Topic 2 Methods and Meanings
This week firstly came around too quickly and the content sat a little easier with me this week. As a management consultant of many years standing concepts, methods and methodologies have been a staple part of my work although in the field of operations management rather than photography but I’m a system driven person and at I use a range of methods to capture a well exposed and composed image and then to process that through a consistent workflow to produce the final image. Where I fall is in the concept-why am I taking that image or set of images, what do I want it to show, how will I present it, what story do I want it to tell? In all honestly nine times out of 10 unless I have a specific tight brief for a commercial client, I only ever have a vague notion of the concept of why I am taking images more often it is driven by a planned visit to a railway or a location. It is however put more succinctly by Victor Burgin (Campany 1998, 2003:281) “Shoot first, ask questions later”. This approach has probably been my preferred way of operating over my whole photographic career!

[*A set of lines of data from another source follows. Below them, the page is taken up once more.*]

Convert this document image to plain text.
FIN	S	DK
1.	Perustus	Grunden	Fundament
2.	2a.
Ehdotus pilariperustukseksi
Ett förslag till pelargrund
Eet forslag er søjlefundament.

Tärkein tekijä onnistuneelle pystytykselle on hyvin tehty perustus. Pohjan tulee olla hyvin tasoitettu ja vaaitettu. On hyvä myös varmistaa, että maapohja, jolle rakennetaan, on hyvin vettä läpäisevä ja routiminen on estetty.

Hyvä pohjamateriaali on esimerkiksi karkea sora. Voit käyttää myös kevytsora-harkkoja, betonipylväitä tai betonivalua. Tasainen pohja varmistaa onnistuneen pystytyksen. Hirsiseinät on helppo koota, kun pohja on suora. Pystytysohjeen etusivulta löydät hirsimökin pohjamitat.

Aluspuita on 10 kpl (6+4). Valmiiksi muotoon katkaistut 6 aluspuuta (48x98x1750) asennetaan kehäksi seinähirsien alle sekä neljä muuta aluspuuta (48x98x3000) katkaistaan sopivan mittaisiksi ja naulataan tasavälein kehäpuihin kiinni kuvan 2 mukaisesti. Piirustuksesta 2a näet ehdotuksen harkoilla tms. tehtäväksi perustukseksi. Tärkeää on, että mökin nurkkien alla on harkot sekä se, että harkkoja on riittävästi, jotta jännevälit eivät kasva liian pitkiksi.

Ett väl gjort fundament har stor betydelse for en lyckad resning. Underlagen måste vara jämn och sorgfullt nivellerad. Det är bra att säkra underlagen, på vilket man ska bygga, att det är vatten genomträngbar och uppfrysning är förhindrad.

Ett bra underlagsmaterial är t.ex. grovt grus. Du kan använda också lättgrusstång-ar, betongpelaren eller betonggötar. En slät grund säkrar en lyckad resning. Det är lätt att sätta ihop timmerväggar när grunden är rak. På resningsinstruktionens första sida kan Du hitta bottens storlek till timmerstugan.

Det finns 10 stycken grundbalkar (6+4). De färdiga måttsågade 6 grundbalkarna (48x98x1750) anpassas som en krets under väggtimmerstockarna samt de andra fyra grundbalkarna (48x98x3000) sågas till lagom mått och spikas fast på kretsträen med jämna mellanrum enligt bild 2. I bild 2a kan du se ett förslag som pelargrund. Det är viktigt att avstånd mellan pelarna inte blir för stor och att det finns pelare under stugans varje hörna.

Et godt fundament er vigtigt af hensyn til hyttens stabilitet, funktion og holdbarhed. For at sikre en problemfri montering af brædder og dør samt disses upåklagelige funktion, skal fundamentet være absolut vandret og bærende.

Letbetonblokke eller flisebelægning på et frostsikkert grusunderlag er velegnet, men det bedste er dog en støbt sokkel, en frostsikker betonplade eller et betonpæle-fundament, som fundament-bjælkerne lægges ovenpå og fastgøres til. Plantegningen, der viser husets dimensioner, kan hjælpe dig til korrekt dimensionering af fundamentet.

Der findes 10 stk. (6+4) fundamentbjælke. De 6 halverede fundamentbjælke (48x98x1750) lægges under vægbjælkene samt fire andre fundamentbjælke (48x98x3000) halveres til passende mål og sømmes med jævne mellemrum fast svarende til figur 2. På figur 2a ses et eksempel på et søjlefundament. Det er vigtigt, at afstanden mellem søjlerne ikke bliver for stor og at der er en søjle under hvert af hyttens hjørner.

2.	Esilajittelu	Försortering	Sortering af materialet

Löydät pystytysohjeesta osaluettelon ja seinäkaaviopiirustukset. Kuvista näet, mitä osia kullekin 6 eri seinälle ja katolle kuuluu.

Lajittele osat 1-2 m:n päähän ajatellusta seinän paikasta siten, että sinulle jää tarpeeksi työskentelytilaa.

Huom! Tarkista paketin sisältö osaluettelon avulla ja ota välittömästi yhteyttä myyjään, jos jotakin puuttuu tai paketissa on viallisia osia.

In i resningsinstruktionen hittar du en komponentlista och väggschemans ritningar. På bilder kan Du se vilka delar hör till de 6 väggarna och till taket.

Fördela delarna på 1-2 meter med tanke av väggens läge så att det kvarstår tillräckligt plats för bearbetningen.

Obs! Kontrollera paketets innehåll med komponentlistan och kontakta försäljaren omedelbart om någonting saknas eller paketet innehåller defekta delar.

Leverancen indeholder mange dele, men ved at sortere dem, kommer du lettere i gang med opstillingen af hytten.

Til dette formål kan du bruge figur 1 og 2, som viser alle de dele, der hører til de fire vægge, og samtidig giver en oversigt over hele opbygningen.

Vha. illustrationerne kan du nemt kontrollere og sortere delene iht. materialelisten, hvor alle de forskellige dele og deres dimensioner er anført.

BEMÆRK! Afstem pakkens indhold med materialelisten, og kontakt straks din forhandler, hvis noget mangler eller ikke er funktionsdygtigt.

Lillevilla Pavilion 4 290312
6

The exception to this has been my ongoing project at the Talyllyn railway documenting the behind-the-scenes activities of the volunteers and staff who work at the railway. The original concept was to use this as a vehicle to achieve my ARPS. The intention was to visit a few times, collect sufficient images to pull together a panel of 15 images and then move on to something else.
However, the reality has been that the concept has evolved the more times I have visited and got to know people and whilst this work will still form the basis of my ARPS it has become a bigger, more public facing visual story of how the railway works.
In terms of strategies going forward listening to the guest lectures and also to photographers such as Rankin (at the Photography Show) and Brian Griffin and Suzi Larke (at the Northern eye International Photography Festival) suggest that for me going forward scatter gun shooting isn’t the way forward and planning what I want from a shoot, what images and how they go together as a story will bring a more cohesive approach to my photography and allow me to develop discreet bodies of work.